Sous la violence de ce premier choc, l'Allemand se replie en hâte, talonné par le régiment. Nos soldats sont comme électrisés par leur succès, et, le soir du 17 août, après un bref combat, le Drapeau du 15-2 flotte dans les rues de Munster. La vieille cité alsacienne fait à ses libérateurs un accueil frémissant. L'allégresse de la délivrance, la griserie de la victoire, enivrent tous les cœurs, et lorsque, le 18 août, les premières marmites tombent sur la place de la ville et que retentissent partout les sonneries d'alerte, le régiment repart à l'attaque avec une ardeur nouvelle, oublieux de ses fatigues.

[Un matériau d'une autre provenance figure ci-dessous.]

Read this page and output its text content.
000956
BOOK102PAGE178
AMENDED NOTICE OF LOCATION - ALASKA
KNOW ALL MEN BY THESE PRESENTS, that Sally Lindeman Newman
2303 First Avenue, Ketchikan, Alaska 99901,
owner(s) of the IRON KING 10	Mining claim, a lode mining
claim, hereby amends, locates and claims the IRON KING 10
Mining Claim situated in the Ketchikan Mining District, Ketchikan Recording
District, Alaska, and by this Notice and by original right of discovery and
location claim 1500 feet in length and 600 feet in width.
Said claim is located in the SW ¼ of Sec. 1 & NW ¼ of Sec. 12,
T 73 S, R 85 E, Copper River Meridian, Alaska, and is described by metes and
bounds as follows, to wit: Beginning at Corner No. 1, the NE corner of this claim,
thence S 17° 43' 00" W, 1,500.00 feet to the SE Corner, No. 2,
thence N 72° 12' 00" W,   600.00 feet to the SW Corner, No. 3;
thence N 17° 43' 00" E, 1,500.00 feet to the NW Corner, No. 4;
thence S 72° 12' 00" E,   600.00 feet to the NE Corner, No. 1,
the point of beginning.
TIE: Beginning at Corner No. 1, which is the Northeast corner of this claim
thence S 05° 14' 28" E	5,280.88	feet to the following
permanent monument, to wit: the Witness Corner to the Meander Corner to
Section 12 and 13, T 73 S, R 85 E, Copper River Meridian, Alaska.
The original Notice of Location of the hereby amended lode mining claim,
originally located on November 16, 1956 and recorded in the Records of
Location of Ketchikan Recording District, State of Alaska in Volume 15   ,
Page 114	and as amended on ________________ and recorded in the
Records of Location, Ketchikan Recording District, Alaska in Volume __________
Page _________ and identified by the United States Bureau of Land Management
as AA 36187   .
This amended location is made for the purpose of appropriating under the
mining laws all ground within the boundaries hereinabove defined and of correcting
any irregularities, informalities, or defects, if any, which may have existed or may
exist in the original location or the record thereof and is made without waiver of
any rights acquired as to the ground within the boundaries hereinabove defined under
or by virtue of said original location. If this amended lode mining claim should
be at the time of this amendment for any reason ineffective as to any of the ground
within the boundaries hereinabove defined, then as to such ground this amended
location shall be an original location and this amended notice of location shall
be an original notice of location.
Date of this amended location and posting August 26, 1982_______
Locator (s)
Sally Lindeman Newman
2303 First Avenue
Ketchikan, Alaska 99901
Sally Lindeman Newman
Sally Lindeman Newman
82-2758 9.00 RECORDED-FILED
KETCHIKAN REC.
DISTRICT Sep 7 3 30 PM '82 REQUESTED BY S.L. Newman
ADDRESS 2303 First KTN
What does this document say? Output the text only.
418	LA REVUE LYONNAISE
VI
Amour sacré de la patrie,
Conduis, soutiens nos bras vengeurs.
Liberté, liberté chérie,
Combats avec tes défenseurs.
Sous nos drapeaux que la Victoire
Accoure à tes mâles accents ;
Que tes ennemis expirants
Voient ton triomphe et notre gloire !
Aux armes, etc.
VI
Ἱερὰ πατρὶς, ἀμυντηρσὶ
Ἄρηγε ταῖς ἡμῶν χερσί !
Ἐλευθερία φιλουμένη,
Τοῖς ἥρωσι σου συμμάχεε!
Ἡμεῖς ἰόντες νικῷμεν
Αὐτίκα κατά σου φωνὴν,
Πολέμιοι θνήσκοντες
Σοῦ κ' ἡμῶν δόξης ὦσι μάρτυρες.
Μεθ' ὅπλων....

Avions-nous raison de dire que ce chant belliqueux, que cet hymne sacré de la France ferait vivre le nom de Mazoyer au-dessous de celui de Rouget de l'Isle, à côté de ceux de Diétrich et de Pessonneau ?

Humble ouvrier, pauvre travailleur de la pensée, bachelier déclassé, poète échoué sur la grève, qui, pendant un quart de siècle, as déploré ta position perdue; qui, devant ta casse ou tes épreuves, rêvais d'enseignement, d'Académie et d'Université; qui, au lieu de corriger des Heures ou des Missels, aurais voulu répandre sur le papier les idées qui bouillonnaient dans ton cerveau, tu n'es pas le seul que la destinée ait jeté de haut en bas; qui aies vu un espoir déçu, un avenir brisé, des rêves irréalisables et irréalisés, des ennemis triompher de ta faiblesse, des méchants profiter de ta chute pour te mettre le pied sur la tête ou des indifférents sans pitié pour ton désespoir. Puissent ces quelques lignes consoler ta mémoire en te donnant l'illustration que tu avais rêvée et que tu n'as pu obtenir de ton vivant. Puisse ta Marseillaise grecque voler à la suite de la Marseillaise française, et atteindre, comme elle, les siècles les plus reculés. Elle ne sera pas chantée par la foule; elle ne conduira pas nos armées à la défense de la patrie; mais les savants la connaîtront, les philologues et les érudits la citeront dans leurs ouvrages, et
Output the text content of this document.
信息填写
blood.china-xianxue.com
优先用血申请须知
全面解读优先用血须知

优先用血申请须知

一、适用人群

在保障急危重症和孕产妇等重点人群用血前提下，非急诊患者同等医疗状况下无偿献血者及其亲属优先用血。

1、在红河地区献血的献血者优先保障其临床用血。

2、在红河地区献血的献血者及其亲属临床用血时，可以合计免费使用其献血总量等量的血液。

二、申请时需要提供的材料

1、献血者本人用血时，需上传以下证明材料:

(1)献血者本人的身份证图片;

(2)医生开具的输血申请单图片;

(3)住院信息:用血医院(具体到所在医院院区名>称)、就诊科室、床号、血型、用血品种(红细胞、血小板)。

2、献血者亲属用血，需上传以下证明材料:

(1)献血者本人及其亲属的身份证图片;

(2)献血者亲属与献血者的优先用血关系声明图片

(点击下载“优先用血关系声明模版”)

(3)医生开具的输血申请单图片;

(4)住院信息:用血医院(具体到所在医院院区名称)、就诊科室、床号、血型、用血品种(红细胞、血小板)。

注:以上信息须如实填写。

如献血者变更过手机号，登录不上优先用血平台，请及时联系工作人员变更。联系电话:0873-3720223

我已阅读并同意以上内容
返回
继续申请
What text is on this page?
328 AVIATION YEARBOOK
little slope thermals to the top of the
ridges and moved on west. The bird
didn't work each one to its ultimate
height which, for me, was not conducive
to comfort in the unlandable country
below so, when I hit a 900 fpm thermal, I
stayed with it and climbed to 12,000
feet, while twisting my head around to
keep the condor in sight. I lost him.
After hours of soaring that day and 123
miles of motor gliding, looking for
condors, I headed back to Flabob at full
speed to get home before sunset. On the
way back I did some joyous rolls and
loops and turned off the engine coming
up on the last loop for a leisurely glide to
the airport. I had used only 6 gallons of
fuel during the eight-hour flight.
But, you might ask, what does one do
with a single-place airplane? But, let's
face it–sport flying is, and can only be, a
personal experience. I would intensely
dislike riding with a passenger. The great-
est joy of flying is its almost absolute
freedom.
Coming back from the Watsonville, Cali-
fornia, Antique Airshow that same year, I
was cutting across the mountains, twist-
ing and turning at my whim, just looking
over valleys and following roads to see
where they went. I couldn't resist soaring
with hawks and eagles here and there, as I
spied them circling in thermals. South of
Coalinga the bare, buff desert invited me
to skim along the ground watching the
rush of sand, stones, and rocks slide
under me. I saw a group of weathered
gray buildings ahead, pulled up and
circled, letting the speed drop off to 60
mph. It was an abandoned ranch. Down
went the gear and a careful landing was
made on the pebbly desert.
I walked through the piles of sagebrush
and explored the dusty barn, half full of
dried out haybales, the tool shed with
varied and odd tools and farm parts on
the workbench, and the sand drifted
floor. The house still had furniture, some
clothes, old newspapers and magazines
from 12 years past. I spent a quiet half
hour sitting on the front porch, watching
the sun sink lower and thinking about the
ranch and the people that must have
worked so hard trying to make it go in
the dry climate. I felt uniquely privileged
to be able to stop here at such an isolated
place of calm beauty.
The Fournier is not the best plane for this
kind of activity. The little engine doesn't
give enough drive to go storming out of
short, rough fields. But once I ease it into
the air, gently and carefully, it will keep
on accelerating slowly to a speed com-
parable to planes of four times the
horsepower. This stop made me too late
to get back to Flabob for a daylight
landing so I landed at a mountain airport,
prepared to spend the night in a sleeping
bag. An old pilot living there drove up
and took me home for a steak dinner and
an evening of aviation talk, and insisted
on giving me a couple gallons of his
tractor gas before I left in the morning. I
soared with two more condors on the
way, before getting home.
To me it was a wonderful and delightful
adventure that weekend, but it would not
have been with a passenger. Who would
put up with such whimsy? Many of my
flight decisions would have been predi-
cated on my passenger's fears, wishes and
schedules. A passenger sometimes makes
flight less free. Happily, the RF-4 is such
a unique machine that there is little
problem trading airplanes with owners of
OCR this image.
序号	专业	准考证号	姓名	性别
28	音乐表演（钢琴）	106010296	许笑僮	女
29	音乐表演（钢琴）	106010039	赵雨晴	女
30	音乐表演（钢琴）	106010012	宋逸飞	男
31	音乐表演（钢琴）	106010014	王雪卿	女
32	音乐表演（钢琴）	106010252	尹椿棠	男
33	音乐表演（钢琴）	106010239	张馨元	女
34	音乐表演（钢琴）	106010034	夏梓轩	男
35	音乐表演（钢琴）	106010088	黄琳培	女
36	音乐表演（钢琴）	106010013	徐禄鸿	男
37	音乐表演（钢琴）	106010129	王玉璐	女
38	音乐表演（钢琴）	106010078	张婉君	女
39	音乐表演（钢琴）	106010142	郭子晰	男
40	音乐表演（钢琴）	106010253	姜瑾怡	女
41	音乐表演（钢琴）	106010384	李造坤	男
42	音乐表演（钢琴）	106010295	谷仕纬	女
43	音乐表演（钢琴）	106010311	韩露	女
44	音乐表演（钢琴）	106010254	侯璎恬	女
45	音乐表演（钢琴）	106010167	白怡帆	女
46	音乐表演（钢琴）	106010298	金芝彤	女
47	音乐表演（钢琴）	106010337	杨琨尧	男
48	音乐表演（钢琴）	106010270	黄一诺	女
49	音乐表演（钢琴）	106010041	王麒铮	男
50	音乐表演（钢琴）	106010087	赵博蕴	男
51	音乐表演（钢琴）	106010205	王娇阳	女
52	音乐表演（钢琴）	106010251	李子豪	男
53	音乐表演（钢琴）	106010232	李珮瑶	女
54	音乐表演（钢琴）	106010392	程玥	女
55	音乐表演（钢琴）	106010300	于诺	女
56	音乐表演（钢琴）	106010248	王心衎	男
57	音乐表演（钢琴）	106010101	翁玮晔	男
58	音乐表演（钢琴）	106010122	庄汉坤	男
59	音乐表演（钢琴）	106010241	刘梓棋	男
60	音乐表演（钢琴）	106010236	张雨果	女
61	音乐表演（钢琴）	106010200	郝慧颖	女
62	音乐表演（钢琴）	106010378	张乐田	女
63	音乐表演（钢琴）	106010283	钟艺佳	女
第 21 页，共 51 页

La marche en avant est reprise par les crêtes qui dominent Munster au nord. Le 3e bataillon (commandant Contet) a pour objectif les Trois-Épis, site ravissant, d'où l'on découvre à ses pieds Colmar et toute la plaine d'Alsace. Tout à coup, sur une cime escarpée que dominent les ruines sauvages d'un vieux burg féodal, au Grand Hohneck, les Allemands surgissent en nombre à travers les sapins touffus. Aussitôt le combat se déchaîne avec une soudaineté farouche, et les Allemands plient sous le choc. C'est un bataillon de landsturm du 2e saxon, qui a pris la place du 171e envoyé dans le Nord. Culbuté en un clin d'œil, il laisse le terrain couvert de morts et de blessés; quelques fuyards à peine parviennent à nous échapper par les Trois-Épis. Mais les deux autres bataillons surviennent à la rescousse, et la lutte reprend plus ardente et plus dure. Au bout de six heures de corps à corps et de fusillades à travers les sapins et les rochers, le 15-2 demeure maître du champ de bataille, où gisent 200 cadavres allemands. Un tireur merveilleux, l'adjudant Marcel, en a abattu 28 à lui seul.

Enthousiasmés par ce succès qui ne nous coûte qu'une cinquantaine d'hommes hors de combat, nos soldats atteignent le lendemain tous leurs objectifs, les Trois-Épis, Turckheim, Wintzenheim, clef de Colmar. L'Allemand contre-attaque vainement pour nous écarter de la ville. Dans un de ces engagements tombe l'un des héros du régiment, le lieutenant Capelle, qui, mortellement blessé au cours d'une reconnaissance, a encore l'énergie d'appeler son sous-officier, lui donne des conseils sur la conduite à tenir jusqu'au dernier instant, et expire en disant à ses hommes . « Courage, mes enfants, c'est pour la France! »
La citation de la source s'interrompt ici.